Zeleya didn’t score any points for his hostile treatment of foreign oil companies, either. In January 2007, Zelaya announced plans to temporarily assume control of oil terminals and restrict imports of oil to one company in an effort to reduce fuel prices. However, after the US Embassy in Honduras warned that the takeover would have serious consequences, the government reversed its position on the terminals.
The ouster of Zelaya may lead to U.S. trade sanctions, Alfredo Coutino, director for Latin America at Moody’s Economy.com, told Bloomberg.
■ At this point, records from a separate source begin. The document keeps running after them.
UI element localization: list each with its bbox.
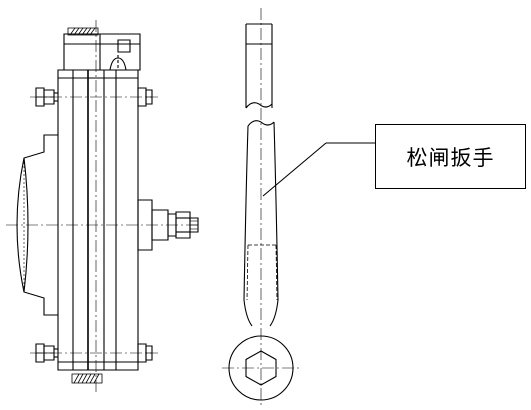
- callout-label: 松闸扳手: [406, 145, 495, 170]
- brake-body: [6, 20, 200, 395]
- body-centerlines: [6, 20, 200, 395]
- bottom-friction-pad: [72, 374, 102, 383]
- wrench-centerlines: [222, 8, 300, 405]
- release-wrench: [222, 8, 300, 405]
- callout-box: 松闸扳手: [375, 124, 526, 189]
- top-friction-pad: [68, 28, 98, 35]
- callout-leader-line: [263, 143, 375, 196]
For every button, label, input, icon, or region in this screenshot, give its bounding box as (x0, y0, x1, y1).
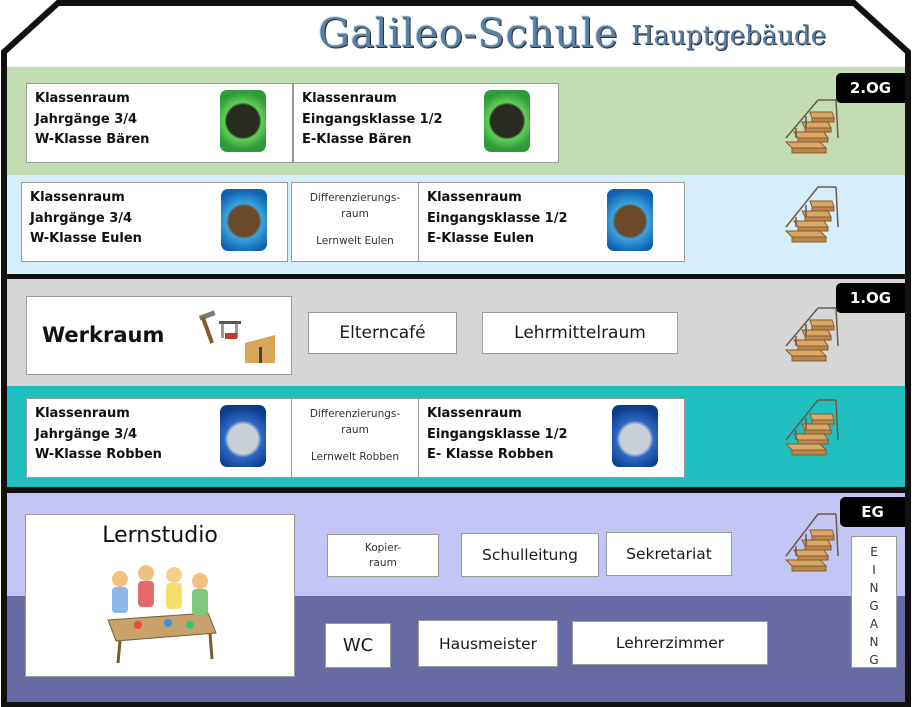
floor-divider-1 (7, 487, 905, 493)
classroom-w-eulen[interactable]: Klassenraum Jahrgänge 3/4 W-Klasse Eulen (21, 182, 288, 262)
diff-line: Differenzierungs- (309, 408, 401, 420)
eingang-letter: A (869, 617, 879, 631)
room-line: Klassenraum (35, 91, 130, 106)
room-line: W-Klasse Robben (35, 447, 162, 462)
hausmeister-room[interactable]: Hausmeister (418, 620, 558, 667)
lernstudio-label: Lernstudio (102, 523, 218, 548)
hausmeister-label: Hausmeister (438, 634, 538, 653)
lehrerzimmer-label: Lehrerzimmer (615, 634, 725, 652)
wc-label: WC (342, 635, 374, 656)
room-line: E- Klasse Robben (427, 447, 554, 462)
room-line: W-Klasse Bären (35, 132, 150, 147)
eingang-letter: N (869, 635, 879, 649)
differenzierungsraum-eulen[interactable]: Differenzierungs- raum Lernwelt Eulen (291, 182, 419, 262)
kopier-line: Kopier- (364, 542, 402, 554)
sekretariat-label: Sekretariat (626, 545, 712, 563)
bear-photo-icon (220, 90, 266, 152)
eingang-door[interactable]: E I N G A N G (851, 536, 897, 668)
room-line: Klassenraum (30, 190, 125, 205)
room-line: E-Klasse Bären (302, 132, 412, 147)
room-line: Jahrgänge 3/4 (35, 111, 138, 127)
classroom-e-baeren[interactable]: Klassenraum Eingangsklasse 1/2 E-Klasse … (293, 83, 559, 163)
room-line: Klassenraum (302, 91, 397, 106)
room-line: E-Klasse Eulen (427, 231, 535, 246)
bear-photo-icon (484, 90, 530, 152)
classroom-w-robben[interactable]: Klassenraum Jahrgänge 3/4 W-Klasse Robbe… (26, 398, 292, 478)
floor-tag-1og: 1.OG (836, 283, 905, 313)
owl-photo-icon (221, 189, 267, 251)
room-line: W-Klasse Eulen (30, 231, 142, 246)
schulleitung-label: Schulleitung (481, 546, 579, 564)
lehrmittelraum-room[interactable]: Lehrmittelraum (482, 312, 678, 354)
wc-room[interactable]: WC (325, 623, 391, 668)
room-line: Jahrgänge 3/4 (30, 210, 133, 226)
eingang-letter: G (869, 599, 879, 613)
eingang-letter: I (872, 563, 876, 577)
elterncafe-room[interactable]: Elterncafé (308, 312, 457, 354)
diff-line: Lernwelt Eulen (316, 235, 394, 247)
room-line: Eingangsklasse 1/2 (427, 426, 568, 442)
floor-tag-2og: 2.OG (836, 73, 905, 103)
lehrmittelraum-label: Lehrmittelraum (514, 323, 646, 343)
eingang-letter: G (869, 653, 879, 667)
diff-line: Differenzierungs- (309, 192, 401, 204)
room-line: Jahrgänge 3/4 (35, 426, 138, 442)
classroom-e-eulen[interactable]: Klassenraum Eingangsklasse 1/2 E-Klasse … (418, 182, 685, 262)
classroom-e-robben[interactable]: Klassenraum Eingangsklasse 1/2 E- Klasse… (418, 398, 685, 478)
owl-photo-icon (607, 189, 653, 251)
room-line: Eingangsklasse 1/2 (427, 210, 568, 226)
elterncafe-label: Elterncafé (339, 323, 426, 343)
kopierraum-room[interactable]: Kopier- raum (327, 534, 439, 577)
lernstudio-room[interactable]: Lernstudio (25, 514, 295, 677)
werkraum-room[interactable]: Werkraum (26, 296, 292, 375)
room-line: Klassenraum (35, 406, 130, 421)
floor-divider-2 (7, 274, 905, 279)
room-line: Klassenraum (427, 406, 522, 421)
room-line: Klassenraum (427, 190, 522, 205)
children-table-icon (107, 565, 217, 664)
sekretariat-room[interactable]: Sekretariat (606, 532, 732, 576)
lehrerzimmer-room[interactable]: Lehrerzimmer (572, 621, 768, 665)
floor-tag-eg: EG (840, 497, 905, 527)
room-line: Eingangsklasse 1/2 (302, 111, 443, 127)
schulleitung-room[interactable]: Schulleitung (461, 533, 599, 577)
school-title: Galileo-Schule (318, 11, 619, 57)
stairs-icon[interactable] (782, 512, 842, 576)
kopier-line: raum (369, 557, 397, 569)
tools-icon (198, 310, 275, 363)
differenzierungsraum-robben[interactable]: Differenzierungs- raum Lernwelt Robben (291, 398, 419, 478)
diff-line: raum (341, 208, 369, 220)
seal-photo-icon (220, 405, 266, 467)
eingang-letter: E (870, 545, 878, 559)
classroom-w-baeren[interactable]: Klassenraum Jahrgänge 3/4 W-Klasse Bären (26, 83, 293, 163)
building-subtitle: Hauptgebäude (631, 21, 826, 51)
diff-line: raum (341, 424, 369, 436)
stairs-icon[interactable] (782, 185, 842, 247)
stairs-icon[interactable] (782, 398, 842, 460)
diff-line: Lernwelt Robben (310, 451, 400, 463)
seal-photo-icon (612, 405, 658, 467)
eingang-letter: N (869, 581, 879, 595)
stairs-icon[interactable] (782, 306, 842, 366)
stairs-icon[interactable] (782, 98, 842, 156)
werkraum-label: Werkraum (42, 323, 165, 347)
Such a move would be ironic as Zelaya was the one who had been worsening relations with the United States, Foglia Sandoval says. However, the business community is planning to fight any sanctions by getting the message out that the ouster was done in accordance with Honduran laws. Among other channels, it is using the Internet through blogs like the one for the Union Civica Democratica, to get its side of the story out, she says.
“No body cared that for the past three years we had a president who violated laws,” would be ironic as Zelaya was the one who ha been worsening relations with the United States, Foglia Sandoval says. “It came to this point.”
The ouster won’t have much of an impact on bond valuations, according to JP Morgan analyst Franco Uccelli. “While we view yesterday's coup as an isolated event prompted by internal factors (most notably the alienation of business, political and military elites by Zelaya's decision to move Honduras closer to the left and his desire to reshape the Constitution to broaden presidential powers), we believe that to the extent that it exposes lingering institutional weaknesses in Central America, it is bound to generate some concern among investors involved in the region,” he wrote in an analysis today. “Given the low risk of contagion, however, we expect the impact on bond valuations to be generally negligible.”